Almost every public cloud provider offers single-use containers, with additional layers of management. We closely compared Google Cloud Run, AWS ECS (Fargate), and AWS Batch (using AWS ECS with Fargate containers). Google Cloud Run uses gVisor under the hood, while AWS Fargate uses Firecracker.
The main benefits of AWS Batch over pure container hosting services like ECS and Cloud Run are that it supports retrying failed jobs automatically and enqueues jobs to support controlled parallelism.
Implementing the first iteration was rather easy: Every time a deployment was requested, we simply started a container running our deployment worker service. Once started up, it would download all required providers from a shared bucket and proceed to run the deployment. Every container would be completely isolated from other workloads to prevent noisy neighbour effects.
This approach worked fairly well, but one issue that surfaced almost immediately was the considerable startup times. From sending the API request to AWS to starting the process, it often took between one and two minutes, a delay we couldn’t influence. This crushed the idea of instantaneous deployments, so we debated whether the additional overhead of queuing and retrying jobs was worth the delay, and agreed that we should evaluate other options.
Starting a container directly on AWS ECS completely eliminated the delay that queuing added in AWS Batch, so we only incurred a couple of seconds to pull the deployment worker image. We added this deployment strategy to the existing Batch-based deployment so that we could decide which launch type to use at run time.
Looking back, there were more options on the table, including Fly Machines, and Firecracker-based micro-VMs as a service that would have given us isolation and immediate startup times, at the cost of another vendor and potentially higher prices (though nothing comes close to AWS in terms of burning money on cloud services).
We could have spent more time on self-hosting untrusted workloads too. gVisor on our own infrastructure could have been a viable combination that would have dramatically lowered per-deployment costs while increasing our baseline cloud spend. On top of that, spending time monitoring clusters and putting out fires wasn’t something we wanted to worry about, so choosing a managed service was more important for us.
While our containers were running in isolation, even one instance of escalating privileges could have compromised our production account running all workloads. Not only that, even the case of starting too many containers could have starved resource quotas, leading to production deployments being unable to startup after a release.
For this reason, we made sure to offload all user-related resources and containers to a separate account, creating another safety barrier, just in case.
In today’s world of public clouds and smaller service providers, it’s really easy to run untrusted code on demand. You don’t have to get your hands dirty maintaining infinite YAML files and understanding Raft consensus protocols, which is nice. At the end, which provider you chose mostly boils down to your requirements. Do you need to provision long-running or one-off workloads? Do you need to expose services to the internet or do you just need worker-style services? Do you need auto-scaling or persistence? You can follow all these questions and factor in a rough price you’re willing to pay and build the rest.
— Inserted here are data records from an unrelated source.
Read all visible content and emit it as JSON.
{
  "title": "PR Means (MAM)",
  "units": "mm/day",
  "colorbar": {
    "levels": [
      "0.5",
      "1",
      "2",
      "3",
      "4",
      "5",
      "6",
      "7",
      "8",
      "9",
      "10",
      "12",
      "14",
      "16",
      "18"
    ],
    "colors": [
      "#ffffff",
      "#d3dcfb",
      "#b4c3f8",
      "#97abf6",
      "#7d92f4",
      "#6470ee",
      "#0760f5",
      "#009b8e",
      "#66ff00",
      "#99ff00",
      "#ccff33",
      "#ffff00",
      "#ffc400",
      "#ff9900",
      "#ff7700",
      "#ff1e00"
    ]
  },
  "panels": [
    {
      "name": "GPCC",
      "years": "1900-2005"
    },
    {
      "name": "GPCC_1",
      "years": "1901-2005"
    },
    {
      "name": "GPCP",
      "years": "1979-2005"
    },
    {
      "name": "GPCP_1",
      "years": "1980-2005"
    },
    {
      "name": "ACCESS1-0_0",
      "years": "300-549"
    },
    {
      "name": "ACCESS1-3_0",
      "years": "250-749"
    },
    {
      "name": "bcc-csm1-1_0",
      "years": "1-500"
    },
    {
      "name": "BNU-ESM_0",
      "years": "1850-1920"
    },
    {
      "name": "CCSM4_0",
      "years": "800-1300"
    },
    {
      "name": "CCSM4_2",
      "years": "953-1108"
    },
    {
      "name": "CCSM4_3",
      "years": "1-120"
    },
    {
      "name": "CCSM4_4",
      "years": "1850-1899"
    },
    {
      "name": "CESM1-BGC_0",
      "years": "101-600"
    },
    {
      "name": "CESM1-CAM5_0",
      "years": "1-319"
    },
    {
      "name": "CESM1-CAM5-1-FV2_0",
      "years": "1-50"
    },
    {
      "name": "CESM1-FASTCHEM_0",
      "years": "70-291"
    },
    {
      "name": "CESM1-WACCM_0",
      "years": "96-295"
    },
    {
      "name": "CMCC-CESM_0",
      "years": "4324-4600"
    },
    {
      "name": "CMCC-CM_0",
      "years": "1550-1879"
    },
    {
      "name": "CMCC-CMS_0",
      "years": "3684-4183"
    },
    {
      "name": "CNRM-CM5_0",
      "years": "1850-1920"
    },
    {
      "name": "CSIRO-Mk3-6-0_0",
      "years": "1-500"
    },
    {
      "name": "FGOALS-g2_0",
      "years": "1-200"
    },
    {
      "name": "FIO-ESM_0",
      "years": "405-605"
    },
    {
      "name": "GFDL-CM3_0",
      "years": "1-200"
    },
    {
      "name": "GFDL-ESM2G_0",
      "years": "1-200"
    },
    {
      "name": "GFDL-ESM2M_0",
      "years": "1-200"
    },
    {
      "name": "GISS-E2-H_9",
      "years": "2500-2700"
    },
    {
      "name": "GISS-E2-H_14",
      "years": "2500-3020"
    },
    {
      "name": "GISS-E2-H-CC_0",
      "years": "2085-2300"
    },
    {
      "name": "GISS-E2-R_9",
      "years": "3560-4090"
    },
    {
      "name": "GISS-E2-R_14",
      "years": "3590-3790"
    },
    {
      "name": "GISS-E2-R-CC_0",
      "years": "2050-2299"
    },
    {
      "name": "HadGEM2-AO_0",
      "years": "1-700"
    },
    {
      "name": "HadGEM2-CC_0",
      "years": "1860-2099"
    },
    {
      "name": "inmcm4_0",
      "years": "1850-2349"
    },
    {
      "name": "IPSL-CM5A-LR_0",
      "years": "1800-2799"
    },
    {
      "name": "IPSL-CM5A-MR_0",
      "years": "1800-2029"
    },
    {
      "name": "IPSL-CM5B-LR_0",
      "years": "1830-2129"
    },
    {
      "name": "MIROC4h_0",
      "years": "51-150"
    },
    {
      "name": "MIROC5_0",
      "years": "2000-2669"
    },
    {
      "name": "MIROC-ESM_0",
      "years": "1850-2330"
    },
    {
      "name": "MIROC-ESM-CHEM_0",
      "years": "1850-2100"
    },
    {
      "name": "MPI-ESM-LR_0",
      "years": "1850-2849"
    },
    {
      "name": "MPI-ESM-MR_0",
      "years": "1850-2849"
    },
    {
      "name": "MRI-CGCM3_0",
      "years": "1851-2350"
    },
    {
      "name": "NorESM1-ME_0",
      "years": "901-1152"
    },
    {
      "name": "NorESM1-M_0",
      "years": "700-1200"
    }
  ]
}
But while it’s easy to make user code run in the cloud, you might not need to offer such a powerful tool at all. With the next iteration of Anzu, we’re focusing on helping teams move faster with powerful building blocks they can integrate with their applications. While we might offer managed deployments in the future, we want to let teams choose their service provider of choice for hosting while we focus on generating value in other parts of the stack. This lets us move much more quickly right now.